As a continuation of my work on the secure cloud storage, I have recently started working on providing solutions based on Searchable Encryption (SE) schemes. SE is a promising encryption technique that allows users to store data remotely in an encrypted form and search over the encrypted data without having to decrypt them first.

Other Research Interests

Finally, another important aspect of my research is related to privacy in the e-Health sector.

Healthcare has been slow to adopt IT, especially when compared to other sectors like banking where customer information is also sacred. Lately I have also started looking into problems in the field of Digital Forensics with a focus on Memory Forensics.

Teaching Experience & Student Supervision

During my undergraduate and postgraduate years, I was fortunate enough to study with some great professors who, apart from transferring brilliant academic knowledge, showed me what it means to be a good instructor, set high expectations for all students, be prepared and organized, engage and challenge students and most importantly show interest in them as persons. Mentoring students and contributing to their intellectual growth, for me, is a very rewarding task.

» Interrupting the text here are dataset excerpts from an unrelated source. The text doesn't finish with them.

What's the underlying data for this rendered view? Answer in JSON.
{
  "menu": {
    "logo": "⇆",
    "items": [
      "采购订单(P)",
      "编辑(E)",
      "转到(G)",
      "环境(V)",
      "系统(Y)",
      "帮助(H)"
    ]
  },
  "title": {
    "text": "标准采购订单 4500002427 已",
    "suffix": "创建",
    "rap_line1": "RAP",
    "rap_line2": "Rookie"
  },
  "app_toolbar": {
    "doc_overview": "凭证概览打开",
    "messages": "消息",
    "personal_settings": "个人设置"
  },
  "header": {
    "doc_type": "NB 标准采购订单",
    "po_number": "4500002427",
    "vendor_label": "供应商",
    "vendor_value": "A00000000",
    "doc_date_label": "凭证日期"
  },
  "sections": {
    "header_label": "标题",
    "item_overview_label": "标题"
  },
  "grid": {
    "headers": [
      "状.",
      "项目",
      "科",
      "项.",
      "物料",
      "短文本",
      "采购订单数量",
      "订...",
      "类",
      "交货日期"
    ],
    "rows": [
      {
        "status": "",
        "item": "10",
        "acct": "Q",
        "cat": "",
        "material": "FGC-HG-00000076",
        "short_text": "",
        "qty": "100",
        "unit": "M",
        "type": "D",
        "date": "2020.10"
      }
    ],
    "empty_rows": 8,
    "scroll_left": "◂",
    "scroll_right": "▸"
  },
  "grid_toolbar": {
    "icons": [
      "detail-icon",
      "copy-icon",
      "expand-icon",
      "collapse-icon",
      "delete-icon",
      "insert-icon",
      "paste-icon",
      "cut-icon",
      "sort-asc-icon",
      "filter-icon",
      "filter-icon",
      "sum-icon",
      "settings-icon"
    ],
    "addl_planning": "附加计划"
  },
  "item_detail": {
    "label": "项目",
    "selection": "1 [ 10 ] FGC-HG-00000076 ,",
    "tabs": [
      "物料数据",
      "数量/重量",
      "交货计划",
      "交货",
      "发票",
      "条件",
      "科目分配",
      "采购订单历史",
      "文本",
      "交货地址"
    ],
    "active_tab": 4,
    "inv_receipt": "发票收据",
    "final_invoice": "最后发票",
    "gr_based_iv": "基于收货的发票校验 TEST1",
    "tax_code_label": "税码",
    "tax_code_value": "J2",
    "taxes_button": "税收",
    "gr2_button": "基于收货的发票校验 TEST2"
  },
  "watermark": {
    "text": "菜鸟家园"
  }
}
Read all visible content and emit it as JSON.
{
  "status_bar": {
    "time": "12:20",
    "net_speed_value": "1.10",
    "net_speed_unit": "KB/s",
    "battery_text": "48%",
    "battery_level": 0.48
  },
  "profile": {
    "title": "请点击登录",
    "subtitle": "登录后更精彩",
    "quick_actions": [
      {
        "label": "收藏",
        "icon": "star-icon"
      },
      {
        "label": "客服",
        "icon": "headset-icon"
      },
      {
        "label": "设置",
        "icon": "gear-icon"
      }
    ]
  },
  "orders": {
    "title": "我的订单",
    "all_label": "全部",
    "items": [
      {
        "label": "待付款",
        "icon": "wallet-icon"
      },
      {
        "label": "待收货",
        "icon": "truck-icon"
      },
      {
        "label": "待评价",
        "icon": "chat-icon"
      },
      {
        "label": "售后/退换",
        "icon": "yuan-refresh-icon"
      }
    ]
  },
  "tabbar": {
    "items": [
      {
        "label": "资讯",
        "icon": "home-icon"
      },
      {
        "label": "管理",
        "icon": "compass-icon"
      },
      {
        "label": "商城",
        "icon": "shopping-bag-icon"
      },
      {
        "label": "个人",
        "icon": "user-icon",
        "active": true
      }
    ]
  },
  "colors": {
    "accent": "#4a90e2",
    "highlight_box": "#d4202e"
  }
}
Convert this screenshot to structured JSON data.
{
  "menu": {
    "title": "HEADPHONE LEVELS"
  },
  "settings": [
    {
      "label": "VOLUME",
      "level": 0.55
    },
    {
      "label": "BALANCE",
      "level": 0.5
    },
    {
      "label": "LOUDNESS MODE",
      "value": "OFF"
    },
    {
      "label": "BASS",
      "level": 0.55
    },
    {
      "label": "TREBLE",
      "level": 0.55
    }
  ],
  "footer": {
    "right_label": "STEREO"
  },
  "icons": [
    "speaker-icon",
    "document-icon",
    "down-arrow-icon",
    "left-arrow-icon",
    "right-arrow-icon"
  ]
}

Until now I have gained some valuable experience by teaching both undergraduate and postgraduate courses related to cryptography, forensics, cyber security, network security and algorithms. In general, I find it very rewarding to interact with students since some of them will become the researchers of tomorrow and our future colleagues. In this sense, besides teaching, I am always keen on supervising strong students in BSc projects, MSc theses, or PhD research on security and privacy-related topics (e.g., security and privacy in cloud computing, mobile sensing systems, smart-phone security, identity and credential management, location privacy, or more general network security).